Heparin is a systemic anticoagulant with an action time of 3 to 5 minutes. It is not removed by dialysis and only partially by plasma separation. About 35% is excreted via the kidney; therefore, the half-life is increased to 50 to 70 minutes in patients with acute kidney injury or end-stage renal disease. The disparity in half-life is greatest in the extremes of age and weight, especially in children weighing less than 10 kg. Heparin is a very negatively charged molecule that adheres well to plastics.
It is important to use a properly diluted heparin solution to prevent adherence of heparin only to the inner lining of the tube. Use a minimum heparin infusion velocity of 2.0 mL/h!
Heparin can be used in children without risk of bleeding. A loading dose of 25 to 50 IU/kg or 300 to 1000 IU/m 2 (maximum, 2000 IU) should be administered, followed by a maintenance dose of 10 to 30 IU/kg/h. Loading dose (or no loading dose) had no effect on the occurrence of hemorrhagic complications in children with increased bleeding risk (see the Regional Citrate Anticoagulation section). In intermittent HD, the infusion is discontinued some 30 minutes before the end of the dialysis, especially in children with shunts, to prevent excess bleeding from the puncture site.
Because there is variability between batches of UFH, bedside monitoring of its effects is crucial. Monitoring can be easily performed by using bedside whole-blood activated clotting time (ACT). ACT values significantly differ among various ACT monitoring systems (e.g., ACTester, iSTAT, Hemocron, ACT plus). ACT measurements should be performed in all patients before and while undergoing heparin therapy and tailored not only to the patient but also to the system used. For sufficient anticoagulation, ACT is aimed at 1.7- to 2.3-fold of pre heparin baseline. The activated partial thromboplastin time (aPTT) can be used but needs a laboratory test. The aim is a 1.7- to 2-fold of baseline or upper normal value. With every 10-second aPTT prolongation, the risk of bleeding complications is increased by 50%!
Although the introduction of heparin has been one of the major advances in the history of HD, its side effects can be significant. The most severe of these is bleeding. Heparin can cause allergic reactions because it is derived from pork or bovine intestine. Long-term treatment with heparin can cause osteoporosis, alopecia, and abnormal liver function test results and may promote hyperkalemia (by antagonizing aldosterone).
In case of severe bleeding complications, heparin activity can be quickly reversed: Use 1 mg protamine for every 100 IU of heparin.

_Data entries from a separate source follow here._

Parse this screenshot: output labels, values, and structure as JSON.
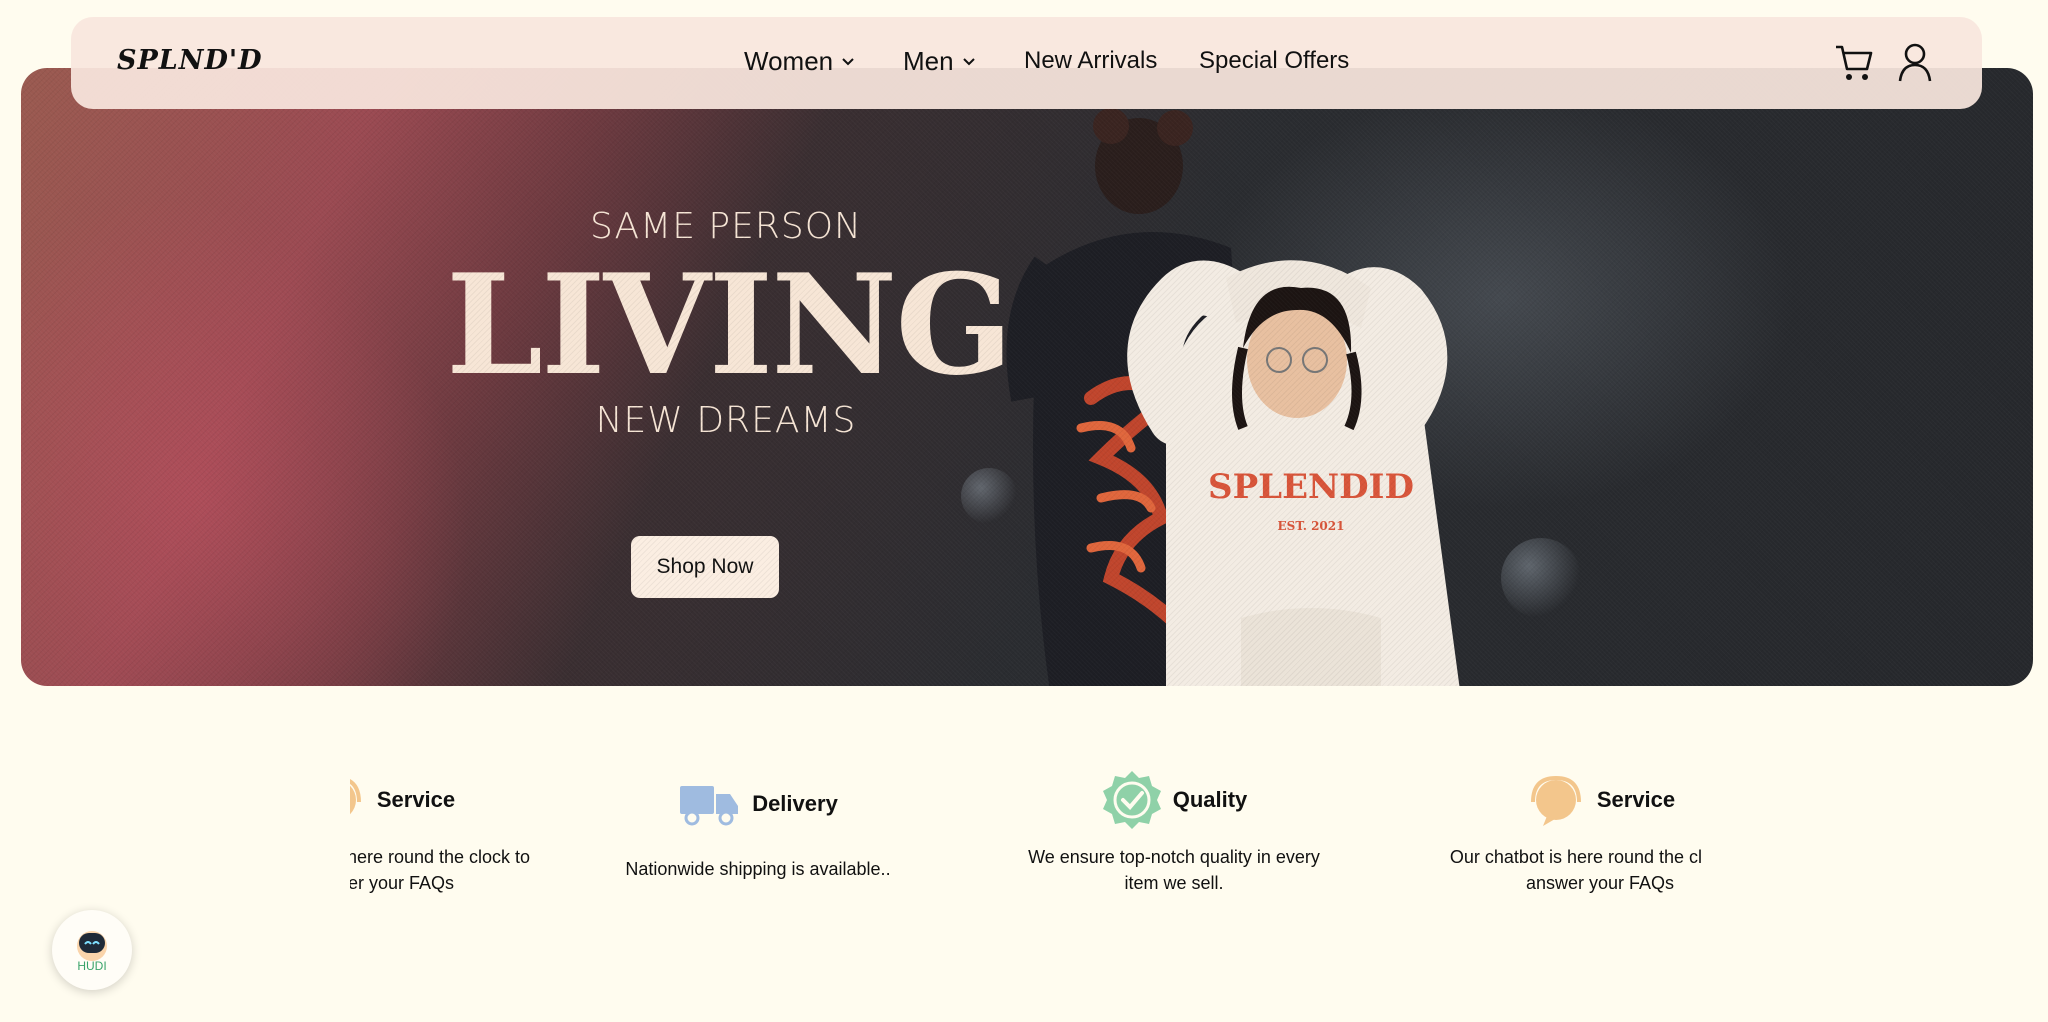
{
  "brand": {
    "logo": "SPLND'D"
  },
  "nav": {
    "items": [
      {
        "label": "Women",
        "has_dropdown": true
      },
      {
        "label": "Men",
        "has_dropdown": true
      },
      {
        "label": "New Arrivals",
        "has_dropdown": false
      },
      {
        "label": "Special Offers",
        "has_dropdown": false
      }
    ],
    "icons": [
      "cart-icon",
      "user-icon"
    ]
  },
  "hero": {
    "line1": "SAME PERSON",
    "line2": "LIVING",
    "line3": "NEW DREAMS",
    "cta": "Shop Now",
    "hoodie_print": "SPLENDID",
    "hoodie_est": "EST. 2021"
  },
  "features": [
    {
      "title": "Service",
      "text_line1": "Our chatbot is here round the clock to",
      "text_line2": "answer your FAQs",
      "icon": "chat-support-icon",
      "partial": true
    },
    {
      "title": "Delivery",
      "text_line1": "Nationwide shipping is available..",
      "text_line2": "",
      "icon": "truck-icon"
    },
    {
      "title": "Quality",
      "text_line1": "We ensure top-notch quality in every",
      "text_line2": "item we sell.",
      "icon": "verified-badge-icon"
    },
    {
      "title": "Service",
      "text_line1": "Our chatbot is here round the clock to",
      "text_line2": "answer your FAQs",
      "icon": "chat-support-icon",
      "partial": true
    }
  ],
  "chatbot": {
    "label": "HUDI"
  },
  "colors": {
    "page_bg": "#fffcef",
    "nav_bg": "#f9e6de",
    "hero_text": "#f7e6d6",
    "quality_green": "#8fd1a8",
    "delivery_blue": "#9fbbe0",
    "service_orange": "#f3c68c"
  }
}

Occasionally, patients can develop HIT. The more severe (antibody-mediated) type II reaction usually develops when the patient has been exposed to large doses of heparin. Type II can be observed in 2% to 3% of patients about 5 to 10 days after exposure by a significantly decreased thrombocyte count (< 50,000/μL). Instant withdrawal of heparin in type II of HIT is mandatory. Generally, in children with HIT, alternatives to UFH should be used for anticoagulation.
On dialysis, the need for a significantly increasing heparin dosage to achieve sufficient anticoagulation can be a clue to subclinical HIT (type I). Thrombocyte count can be normal or only slightly decreased. In these cases, HIT should be checked.